Any mom can attest to the ups and downs that motherhood brings with it, from anxiety, to fear, to joy. Even in these first seven weeks of being a mamma I have experienced emotions from all ends of the spectrum.
This particular post was inspired by a girls night which ended with both Luce and I leaving early, both in tears. As I cried on the drive home I wondered why she chose today to meltdown, and why she couldn’t just go to sleep when it was so obvious that she was exhausted. (I now know that we were experiencing what is called the “witching hour”.) It’s funny how I knew exactly what she needed, but could not seem to make her understand that crying about being tired was not as good as falling asleep. You can’t reason with a baby 🙂
That girls night wasn’t anything new though, that whole week Luce had been hardly napping, fussing most of the time and generally being rather unpleasant. She was so different from the baby that we brought home from the hospital, the one that fell asleep while she was nursing and went down to bed easily. This girl will now fuss through her naps before getting a second wind and forcing us to start all over again. I get some reprieve when I am able to get her to nap in her swing, but even that isn’t always a given.

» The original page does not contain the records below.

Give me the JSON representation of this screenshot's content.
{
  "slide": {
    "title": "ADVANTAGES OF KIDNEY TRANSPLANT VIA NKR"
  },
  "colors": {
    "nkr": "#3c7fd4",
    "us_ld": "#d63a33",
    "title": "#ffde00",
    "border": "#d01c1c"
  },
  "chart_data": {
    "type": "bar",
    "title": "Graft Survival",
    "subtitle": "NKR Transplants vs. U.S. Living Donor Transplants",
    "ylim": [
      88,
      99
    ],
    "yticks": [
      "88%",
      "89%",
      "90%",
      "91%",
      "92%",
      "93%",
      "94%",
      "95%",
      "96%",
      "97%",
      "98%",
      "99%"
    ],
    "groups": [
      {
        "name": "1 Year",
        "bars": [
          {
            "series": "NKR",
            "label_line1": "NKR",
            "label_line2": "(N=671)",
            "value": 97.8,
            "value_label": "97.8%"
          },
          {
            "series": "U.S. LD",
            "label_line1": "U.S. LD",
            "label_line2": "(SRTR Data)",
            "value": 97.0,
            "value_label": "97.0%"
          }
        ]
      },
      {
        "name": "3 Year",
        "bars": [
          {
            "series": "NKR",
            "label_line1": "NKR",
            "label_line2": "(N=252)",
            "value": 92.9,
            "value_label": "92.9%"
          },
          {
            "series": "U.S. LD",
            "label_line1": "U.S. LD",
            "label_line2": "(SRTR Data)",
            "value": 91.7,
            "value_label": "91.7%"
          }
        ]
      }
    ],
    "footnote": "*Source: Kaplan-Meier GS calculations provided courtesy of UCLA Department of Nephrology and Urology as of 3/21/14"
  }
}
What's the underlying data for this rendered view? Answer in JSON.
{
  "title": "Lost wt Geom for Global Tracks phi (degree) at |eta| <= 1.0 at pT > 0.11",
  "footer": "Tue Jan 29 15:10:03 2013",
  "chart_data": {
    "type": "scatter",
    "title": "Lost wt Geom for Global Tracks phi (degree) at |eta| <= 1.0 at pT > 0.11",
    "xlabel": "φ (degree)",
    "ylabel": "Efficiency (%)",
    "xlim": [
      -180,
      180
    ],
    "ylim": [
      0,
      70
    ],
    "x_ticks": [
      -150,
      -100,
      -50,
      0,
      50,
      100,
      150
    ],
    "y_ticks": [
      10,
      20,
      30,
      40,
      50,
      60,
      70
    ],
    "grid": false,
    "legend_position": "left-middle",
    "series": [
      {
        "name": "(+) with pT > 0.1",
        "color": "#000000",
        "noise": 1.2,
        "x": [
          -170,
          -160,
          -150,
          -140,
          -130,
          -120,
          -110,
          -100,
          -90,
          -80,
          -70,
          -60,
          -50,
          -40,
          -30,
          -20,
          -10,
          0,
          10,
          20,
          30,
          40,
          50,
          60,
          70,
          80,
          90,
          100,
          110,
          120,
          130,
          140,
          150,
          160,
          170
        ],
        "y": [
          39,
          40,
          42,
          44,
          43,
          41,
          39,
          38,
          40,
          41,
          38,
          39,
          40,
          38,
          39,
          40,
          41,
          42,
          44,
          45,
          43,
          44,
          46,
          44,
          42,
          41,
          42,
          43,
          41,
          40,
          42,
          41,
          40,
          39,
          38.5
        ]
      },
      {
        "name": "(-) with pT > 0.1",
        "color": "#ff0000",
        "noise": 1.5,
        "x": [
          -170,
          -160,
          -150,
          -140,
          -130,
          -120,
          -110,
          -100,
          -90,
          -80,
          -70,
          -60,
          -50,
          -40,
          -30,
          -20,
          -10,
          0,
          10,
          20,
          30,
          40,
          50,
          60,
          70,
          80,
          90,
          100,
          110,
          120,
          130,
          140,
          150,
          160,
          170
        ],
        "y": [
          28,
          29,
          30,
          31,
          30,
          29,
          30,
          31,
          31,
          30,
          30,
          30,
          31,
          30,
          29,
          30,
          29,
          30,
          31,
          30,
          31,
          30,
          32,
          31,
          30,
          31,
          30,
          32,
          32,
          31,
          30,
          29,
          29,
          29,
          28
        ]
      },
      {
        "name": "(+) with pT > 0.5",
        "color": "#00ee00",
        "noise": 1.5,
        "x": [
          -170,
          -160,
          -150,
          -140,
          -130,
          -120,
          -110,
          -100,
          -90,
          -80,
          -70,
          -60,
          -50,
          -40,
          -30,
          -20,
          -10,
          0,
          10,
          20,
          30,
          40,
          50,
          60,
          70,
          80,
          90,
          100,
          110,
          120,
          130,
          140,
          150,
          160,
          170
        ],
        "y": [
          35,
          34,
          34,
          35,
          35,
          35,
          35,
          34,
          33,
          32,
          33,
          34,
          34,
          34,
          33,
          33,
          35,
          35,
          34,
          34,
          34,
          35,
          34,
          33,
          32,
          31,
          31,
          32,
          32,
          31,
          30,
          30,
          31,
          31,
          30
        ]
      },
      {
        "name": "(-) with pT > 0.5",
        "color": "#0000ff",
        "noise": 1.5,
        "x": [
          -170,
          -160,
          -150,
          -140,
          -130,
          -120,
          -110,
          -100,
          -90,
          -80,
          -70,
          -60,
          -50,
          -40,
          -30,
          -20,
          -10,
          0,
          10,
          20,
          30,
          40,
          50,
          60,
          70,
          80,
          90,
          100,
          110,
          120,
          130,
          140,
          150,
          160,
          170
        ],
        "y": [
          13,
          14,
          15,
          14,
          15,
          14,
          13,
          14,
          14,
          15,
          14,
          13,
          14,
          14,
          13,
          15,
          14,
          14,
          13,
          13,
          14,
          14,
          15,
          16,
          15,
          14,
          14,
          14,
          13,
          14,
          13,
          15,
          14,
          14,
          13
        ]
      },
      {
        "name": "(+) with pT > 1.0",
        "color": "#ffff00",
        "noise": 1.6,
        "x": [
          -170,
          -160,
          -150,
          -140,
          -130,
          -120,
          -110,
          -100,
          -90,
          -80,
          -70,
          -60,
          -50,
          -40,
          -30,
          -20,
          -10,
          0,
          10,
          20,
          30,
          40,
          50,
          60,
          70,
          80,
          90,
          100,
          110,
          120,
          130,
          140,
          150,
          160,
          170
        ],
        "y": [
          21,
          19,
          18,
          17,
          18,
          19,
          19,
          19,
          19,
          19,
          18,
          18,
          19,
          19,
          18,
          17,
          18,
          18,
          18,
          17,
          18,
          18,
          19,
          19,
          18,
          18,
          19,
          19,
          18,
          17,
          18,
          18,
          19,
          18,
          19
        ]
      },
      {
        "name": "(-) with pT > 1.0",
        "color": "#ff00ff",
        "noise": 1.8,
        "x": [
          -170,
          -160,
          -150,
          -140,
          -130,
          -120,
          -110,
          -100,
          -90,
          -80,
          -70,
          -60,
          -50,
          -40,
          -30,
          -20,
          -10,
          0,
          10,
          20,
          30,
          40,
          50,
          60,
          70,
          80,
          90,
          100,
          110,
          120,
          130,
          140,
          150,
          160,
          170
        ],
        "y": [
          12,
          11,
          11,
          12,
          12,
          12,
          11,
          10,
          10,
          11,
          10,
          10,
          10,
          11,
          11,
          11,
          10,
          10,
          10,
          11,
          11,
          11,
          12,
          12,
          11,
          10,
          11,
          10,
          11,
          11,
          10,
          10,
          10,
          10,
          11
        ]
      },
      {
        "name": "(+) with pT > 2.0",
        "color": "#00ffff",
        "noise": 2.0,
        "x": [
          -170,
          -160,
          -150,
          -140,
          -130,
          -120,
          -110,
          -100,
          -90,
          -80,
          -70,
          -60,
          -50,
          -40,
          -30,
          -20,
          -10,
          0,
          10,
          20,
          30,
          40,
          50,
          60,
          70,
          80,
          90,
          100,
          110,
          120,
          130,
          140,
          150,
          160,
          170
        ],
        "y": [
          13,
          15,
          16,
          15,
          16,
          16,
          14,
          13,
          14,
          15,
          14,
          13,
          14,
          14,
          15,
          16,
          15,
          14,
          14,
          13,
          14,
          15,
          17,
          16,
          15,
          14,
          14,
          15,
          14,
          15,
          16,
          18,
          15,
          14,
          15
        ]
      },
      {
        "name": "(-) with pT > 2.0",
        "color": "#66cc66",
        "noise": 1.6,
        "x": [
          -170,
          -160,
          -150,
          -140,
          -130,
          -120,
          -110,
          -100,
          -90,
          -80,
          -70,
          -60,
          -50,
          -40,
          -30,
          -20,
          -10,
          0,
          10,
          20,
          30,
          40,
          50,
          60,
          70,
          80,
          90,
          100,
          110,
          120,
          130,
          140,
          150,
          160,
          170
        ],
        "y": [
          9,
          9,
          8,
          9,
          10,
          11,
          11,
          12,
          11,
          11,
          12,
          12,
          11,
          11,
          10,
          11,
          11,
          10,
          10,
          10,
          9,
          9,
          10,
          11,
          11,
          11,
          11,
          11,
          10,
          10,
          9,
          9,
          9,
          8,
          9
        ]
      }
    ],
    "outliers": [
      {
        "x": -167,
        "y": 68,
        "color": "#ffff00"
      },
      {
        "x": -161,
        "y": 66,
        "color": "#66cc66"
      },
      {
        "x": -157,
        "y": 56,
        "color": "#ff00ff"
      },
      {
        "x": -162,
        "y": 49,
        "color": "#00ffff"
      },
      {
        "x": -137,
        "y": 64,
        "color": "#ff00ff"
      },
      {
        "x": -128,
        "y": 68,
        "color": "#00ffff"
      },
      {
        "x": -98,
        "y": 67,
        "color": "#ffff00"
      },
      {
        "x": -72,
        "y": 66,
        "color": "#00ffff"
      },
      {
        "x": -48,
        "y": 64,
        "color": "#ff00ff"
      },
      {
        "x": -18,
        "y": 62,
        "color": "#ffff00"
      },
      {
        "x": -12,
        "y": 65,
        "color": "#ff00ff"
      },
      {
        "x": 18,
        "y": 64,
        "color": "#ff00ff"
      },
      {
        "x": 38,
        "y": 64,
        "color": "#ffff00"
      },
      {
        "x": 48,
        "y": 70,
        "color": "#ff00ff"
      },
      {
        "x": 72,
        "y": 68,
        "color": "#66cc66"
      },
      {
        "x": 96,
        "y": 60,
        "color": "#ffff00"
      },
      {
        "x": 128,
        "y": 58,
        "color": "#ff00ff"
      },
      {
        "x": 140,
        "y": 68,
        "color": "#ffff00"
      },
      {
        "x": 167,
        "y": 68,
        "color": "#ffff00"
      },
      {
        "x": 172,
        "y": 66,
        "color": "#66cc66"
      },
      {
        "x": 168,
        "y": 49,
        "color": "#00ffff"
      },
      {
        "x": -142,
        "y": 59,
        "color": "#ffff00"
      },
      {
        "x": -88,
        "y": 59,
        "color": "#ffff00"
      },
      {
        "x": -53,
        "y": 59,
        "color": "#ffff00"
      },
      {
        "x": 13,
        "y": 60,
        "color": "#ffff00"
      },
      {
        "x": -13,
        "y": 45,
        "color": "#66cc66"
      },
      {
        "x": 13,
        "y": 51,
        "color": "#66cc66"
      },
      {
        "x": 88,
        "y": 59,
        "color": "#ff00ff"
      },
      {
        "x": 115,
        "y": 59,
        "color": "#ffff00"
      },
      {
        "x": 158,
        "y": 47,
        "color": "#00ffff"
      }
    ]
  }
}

I’ve read books and articles saying how much babies are supposed to sleep in the first year, and Lucy isn’t meeting her quota. When I was pregnant I had these expectations of wonderful naptimes filled with me reading, blogging and eventually working, but that isn’t what’s happening. I was frustrated. How I was supposed to get anything done when all I did was spend the day trying to get her to take a nap? And why God wasn’t helping her to sleep more when I was praying so much for her to sleep? I was feeling like a miserable failure of a mom.
Well, I had an epiphany last weekend!
I can’t do anything about whether or not Lucy naps.
Yes, it’s very difficult when she won’t sleep, but if I am trying my hardest to help her to take her naps then that is all I can do. I am also trying to adjust my expectations for her. Expecting her to be the perfect baby all day, every day is ridiculous. Even though she can’t really feel it at this point, putting pressure on her to align to some sort of predetermined version of what a 7 week old baby should be isn’t fair to her, or to me.
I know that getting enough sleep is super important for a baby’s development, so I am not going to stop trying my darndest to get this kid to sleep. But I am not going to let her sleeping pattern be the judge of whether or not I am succeeding as a mom. And I’m not going to let her bad days get me down…for the most part anyways.